Proficiency in neurology starts with a good, thorough assessment.

The ability to identify large-vessel occlusion and relay that information is hopefully getting patients quicker access to mechanical thrombectomy. There’s often very little we can do for these patients in the prehospital environment aside from supportive care, but management does get more complex once thrombolytics are administered.

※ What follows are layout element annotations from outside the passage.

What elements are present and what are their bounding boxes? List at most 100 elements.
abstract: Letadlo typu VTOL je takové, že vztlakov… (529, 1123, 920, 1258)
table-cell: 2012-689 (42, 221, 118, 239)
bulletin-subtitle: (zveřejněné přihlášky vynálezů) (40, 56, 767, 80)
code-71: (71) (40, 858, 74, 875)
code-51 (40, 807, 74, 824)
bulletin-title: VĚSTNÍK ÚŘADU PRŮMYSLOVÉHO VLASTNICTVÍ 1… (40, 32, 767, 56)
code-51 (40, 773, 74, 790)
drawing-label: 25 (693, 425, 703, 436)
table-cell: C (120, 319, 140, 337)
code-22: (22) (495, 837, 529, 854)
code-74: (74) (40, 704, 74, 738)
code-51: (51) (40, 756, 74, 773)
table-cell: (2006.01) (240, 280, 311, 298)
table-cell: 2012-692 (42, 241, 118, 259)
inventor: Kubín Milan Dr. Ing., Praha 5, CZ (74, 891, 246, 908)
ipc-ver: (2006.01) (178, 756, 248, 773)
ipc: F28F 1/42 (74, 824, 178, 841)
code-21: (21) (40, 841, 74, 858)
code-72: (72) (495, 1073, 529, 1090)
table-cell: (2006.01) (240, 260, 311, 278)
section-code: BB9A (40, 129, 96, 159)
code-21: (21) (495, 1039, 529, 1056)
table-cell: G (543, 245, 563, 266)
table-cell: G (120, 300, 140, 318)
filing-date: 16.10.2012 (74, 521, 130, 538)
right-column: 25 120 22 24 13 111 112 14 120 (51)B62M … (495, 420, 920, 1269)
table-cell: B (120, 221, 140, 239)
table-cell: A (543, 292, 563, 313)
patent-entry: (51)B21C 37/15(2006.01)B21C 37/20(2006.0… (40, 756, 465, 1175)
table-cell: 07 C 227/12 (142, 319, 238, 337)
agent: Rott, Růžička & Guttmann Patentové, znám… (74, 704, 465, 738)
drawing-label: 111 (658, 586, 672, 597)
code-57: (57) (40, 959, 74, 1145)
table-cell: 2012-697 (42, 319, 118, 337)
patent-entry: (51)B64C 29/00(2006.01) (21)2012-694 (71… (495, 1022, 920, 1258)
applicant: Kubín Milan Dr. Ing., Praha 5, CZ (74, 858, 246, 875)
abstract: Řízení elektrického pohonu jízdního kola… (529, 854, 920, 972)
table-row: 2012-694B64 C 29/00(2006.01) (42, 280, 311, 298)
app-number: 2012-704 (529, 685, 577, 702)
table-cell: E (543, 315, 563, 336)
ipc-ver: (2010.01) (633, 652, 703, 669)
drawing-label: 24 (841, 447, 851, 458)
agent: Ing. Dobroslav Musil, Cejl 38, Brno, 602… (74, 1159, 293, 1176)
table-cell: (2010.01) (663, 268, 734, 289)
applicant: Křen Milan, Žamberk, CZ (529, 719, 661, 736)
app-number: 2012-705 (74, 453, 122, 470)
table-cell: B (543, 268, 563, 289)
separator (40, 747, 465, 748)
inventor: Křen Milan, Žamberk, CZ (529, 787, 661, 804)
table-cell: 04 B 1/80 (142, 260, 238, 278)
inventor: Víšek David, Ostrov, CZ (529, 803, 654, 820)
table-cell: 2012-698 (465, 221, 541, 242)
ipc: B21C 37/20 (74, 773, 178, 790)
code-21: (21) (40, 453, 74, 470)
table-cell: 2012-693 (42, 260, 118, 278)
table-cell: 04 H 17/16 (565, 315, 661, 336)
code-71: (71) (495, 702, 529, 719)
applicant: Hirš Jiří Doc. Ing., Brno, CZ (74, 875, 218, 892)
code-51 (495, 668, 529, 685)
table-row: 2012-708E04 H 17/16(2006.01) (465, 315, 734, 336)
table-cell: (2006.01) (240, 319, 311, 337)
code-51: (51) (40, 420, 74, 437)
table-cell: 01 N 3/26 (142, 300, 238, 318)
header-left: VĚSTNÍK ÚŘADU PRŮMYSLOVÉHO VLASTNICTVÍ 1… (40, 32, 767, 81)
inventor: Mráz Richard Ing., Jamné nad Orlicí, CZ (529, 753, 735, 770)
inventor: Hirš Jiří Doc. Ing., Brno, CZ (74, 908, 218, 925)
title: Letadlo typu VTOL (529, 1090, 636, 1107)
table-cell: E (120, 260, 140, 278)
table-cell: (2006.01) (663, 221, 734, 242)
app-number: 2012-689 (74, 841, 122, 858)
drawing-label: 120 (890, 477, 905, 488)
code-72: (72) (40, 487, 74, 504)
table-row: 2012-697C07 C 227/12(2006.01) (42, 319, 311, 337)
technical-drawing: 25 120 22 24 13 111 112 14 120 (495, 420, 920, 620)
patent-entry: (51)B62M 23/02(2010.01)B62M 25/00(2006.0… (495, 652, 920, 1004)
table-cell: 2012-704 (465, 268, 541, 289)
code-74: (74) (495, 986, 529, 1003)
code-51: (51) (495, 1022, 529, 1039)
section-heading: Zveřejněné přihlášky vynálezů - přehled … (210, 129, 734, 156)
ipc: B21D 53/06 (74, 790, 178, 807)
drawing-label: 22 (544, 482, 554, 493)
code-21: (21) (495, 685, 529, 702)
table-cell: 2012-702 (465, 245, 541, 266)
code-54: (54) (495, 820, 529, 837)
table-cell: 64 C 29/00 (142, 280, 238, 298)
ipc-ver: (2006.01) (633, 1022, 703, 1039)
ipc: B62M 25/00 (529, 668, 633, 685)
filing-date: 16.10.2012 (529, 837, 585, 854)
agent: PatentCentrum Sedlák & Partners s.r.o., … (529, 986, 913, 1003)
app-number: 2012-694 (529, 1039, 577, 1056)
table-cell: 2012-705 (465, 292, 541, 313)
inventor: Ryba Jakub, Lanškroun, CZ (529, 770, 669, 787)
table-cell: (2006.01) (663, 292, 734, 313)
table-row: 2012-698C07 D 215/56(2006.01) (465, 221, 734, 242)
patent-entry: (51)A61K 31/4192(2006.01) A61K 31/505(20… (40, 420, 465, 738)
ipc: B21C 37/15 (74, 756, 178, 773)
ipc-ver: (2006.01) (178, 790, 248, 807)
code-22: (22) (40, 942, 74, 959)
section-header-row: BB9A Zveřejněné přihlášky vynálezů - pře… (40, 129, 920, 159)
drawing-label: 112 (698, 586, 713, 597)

Most transports are characterized by blood pressure control along with frequent neuro assessments. Angioedema and conversion to a hemorrhagic stroke are two very important adverse events post-tPA that you should be prepared to manage.


4. Hemorrhagic stroke

Again, frequent neuro assessments and blood pressure control are the foundation of care here. Additionally, some programs are equipped to treat elevated intracranial pressure with 3% saline or mannitol and anticoagulant reversal and seizure prophylaxis.

Don’t forget the non-pharmacological interventions for reducing ICP.



Just like time is brain in stroke patients, time is heart for a STEMI. The focus here should be rapid transport to a PCI-capable center. You’ll be expected to identify a STEMI on EKG as well as the type/effects you may observe. Know your cardiac infusions well.


6. COPD/Asthma

The moderately-ill obstructive respiratory patient usually gets a handful of medications and improves over a short-term observation.

The severely-ill patient will test even the most experienced clinicians.

In a paradoxical twist where you assume providing respiratory support at the highest level via a ventilator will help these patients, these patients do very poorly once intubated. The issue lies in taking a problem with expiration due to constricted airways and further reducing the airway size with an ET tube. That’s not to say these patients should not be intubated; sometimes, you don’t have a choice.

The ventilator management for a patient with air trapping should be well understood for this scenario.


7. High-Risk Obstetrics (HROB)

Anything OB is enough to stress out most transport clinicians. It’s a combination of a population we don’t frequently see with the consequence of poor management being another patient that we don’t frequently see (neonates).

Fortunately, there are a few “do not miss” pathologies with very few treatment pathways, and management usually focuses heavily on preventing delivery. In any event, be well prepared in the event this patient delivers.


8. Seizures

The occurrence of seizures may be primary or secondary, which will usually give you clues as to other treatments that need to occur. You should understand the treatment for status epilepticus as a primary diagnosis as well as all the different pathologies that may precipitate seizures.

This includes being able to identify some atypical seizure activity that may be seen, especially in younger populations.


9. Congestive Heart Failure (CHF)

Acute congestive heart failure should be familiar if you’ve worked in EMS or the ED. Others may have seen it elsewhere (think flash pulmonary edema) with much less frequency. The treatment usually consists of vasodilation and positive-pressure ventilation, which most patients will respond well to. The patients with significant comorbidities that may have many other problems with underlying CHF tend to be a little more tricky.

Know your hemodynamics, interventions, and medications for all phases of heart failure.


10. Overdose/Poisoning

How many different types of poisoning/overdoses are there? A lot. Relax, most clinicians aren’t expected to be masters in the treatment of all the different ingestions we would see. There’s a reason we have the Poison Control Hotline.

That being said, you should be familiar with identifying and treating the commonly seen/high-acuity ingestions. This includes beta-blocker/calcium channel blocker OD, psych meds, opioids, and toxic alcohols, to name a few.